Mire
Mire — a sticky, foothold-less mud — is used figuratively in two psalms of David. In each it stands for the condition the psalmist cannot escape on his own; in one God has already lifted him out, in the other the deliverance is still being cried for.
Lifted out of the miry clay
In Psalm 40, David looks back on a rescue already accomplished. "I waited patiently for Yahweh; And he inclined to me, and heard my cry. He brought me up also out of a horrible pit, out of the miry clay; And he set my feet on a rock, and established my goings" (Ps 40:1-2).
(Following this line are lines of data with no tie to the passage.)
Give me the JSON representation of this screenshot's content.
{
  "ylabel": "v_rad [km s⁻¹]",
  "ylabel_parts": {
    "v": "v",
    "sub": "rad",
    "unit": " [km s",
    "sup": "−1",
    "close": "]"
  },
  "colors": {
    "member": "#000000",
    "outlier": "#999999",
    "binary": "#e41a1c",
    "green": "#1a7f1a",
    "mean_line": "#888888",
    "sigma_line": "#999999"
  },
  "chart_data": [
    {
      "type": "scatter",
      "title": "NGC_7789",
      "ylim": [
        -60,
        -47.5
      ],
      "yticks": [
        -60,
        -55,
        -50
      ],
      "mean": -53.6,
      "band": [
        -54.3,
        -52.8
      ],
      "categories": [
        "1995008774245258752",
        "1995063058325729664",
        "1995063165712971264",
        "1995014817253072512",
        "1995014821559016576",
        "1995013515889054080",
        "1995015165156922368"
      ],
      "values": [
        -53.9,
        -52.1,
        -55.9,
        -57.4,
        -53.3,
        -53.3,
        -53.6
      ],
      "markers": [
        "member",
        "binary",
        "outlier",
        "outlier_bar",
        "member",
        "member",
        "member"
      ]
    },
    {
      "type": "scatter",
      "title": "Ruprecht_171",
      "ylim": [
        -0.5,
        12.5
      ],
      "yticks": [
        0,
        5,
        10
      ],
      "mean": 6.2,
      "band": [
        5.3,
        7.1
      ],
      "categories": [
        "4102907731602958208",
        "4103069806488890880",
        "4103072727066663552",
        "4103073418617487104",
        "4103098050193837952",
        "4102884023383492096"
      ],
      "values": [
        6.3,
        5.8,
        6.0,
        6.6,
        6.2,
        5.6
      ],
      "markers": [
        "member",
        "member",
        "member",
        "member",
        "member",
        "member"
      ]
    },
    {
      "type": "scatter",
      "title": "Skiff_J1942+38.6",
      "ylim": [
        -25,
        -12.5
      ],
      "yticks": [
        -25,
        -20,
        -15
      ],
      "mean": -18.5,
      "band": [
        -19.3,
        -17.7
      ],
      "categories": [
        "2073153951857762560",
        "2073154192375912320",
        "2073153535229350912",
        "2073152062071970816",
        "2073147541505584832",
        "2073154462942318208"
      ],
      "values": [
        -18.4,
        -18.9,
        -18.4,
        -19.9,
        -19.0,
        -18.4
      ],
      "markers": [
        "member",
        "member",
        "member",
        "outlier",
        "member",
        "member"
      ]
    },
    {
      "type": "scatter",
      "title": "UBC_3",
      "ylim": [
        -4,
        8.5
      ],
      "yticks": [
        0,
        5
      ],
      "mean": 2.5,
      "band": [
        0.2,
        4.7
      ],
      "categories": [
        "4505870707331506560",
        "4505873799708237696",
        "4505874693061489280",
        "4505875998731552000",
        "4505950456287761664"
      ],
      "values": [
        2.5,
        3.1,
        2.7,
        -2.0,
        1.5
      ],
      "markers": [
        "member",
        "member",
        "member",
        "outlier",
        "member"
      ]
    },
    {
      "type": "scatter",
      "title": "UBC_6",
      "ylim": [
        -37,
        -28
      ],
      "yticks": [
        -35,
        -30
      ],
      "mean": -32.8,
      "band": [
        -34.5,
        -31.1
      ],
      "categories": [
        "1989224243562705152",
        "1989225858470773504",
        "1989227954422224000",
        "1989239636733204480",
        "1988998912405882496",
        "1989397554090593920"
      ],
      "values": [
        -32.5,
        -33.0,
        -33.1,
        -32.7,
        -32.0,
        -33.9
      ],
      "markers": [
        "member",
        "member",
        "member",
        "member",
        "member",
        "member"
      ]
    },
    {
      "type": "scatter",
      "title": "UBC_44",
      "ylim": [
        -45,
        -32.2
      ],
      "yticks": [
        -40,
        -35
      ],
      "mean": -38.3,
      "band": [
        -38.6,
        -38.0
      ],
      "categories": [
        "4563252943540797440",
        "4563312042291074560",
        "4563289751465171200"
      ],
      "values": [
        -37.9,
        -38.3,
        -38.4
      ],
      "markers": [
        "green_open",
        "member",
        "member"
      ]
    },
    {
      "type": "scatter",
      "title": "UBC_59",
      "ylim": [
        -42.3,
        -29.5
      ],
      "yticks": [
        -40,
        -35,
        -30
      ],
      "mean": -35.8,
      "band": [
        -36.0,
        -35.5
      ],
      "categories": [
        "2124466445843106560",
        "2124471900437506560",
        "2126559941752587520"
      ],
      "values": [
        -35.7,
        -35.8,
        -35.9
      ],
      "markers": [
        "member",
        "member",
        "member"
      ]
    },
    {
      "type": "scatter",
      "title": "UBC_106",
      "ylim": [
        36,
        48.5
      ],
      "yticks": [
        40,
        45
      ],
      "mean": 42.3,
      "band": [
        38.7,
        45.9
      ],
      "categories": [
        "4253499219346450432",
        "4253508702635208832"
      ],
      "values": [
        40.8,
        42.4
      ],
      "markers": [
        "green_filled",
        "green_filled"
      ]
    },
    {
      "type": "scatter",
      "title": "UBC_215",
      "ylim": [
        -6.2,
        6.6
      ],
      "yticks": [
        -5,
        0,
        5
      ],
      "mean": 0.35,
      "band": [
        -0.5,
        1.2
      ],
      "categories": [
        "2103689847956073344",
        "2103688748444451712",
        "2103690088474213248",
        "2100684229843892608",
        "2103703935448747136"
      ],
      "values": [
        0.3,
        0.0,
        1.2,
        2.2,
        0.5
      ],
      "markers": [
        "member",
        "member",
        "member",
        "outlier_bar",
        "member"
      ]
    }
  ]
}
The miry clay is the place of no traction; rescue is described as feet exchanged from sinking ground for rock. The new song in his mouth follows from that change of footing.
Sinking with no standing
In Psalm 69 the same image recurs at an earlier stage of trouble — the cry is going up, the answer not yet in. "Save me, O God; For the waters have come in to my soul. I sink in deep mire, where there is no standing: I have come into deep waters, where the floods overflow me. I am weary with my crying; my throat is dried: My eyes fail while I wait for my God" (Ps 69:1-3). Here the mire is paired with overwhelming water; the picture is double — sinking from below and engulfed from above — and the speaker is exhausted from the long wait for rescue.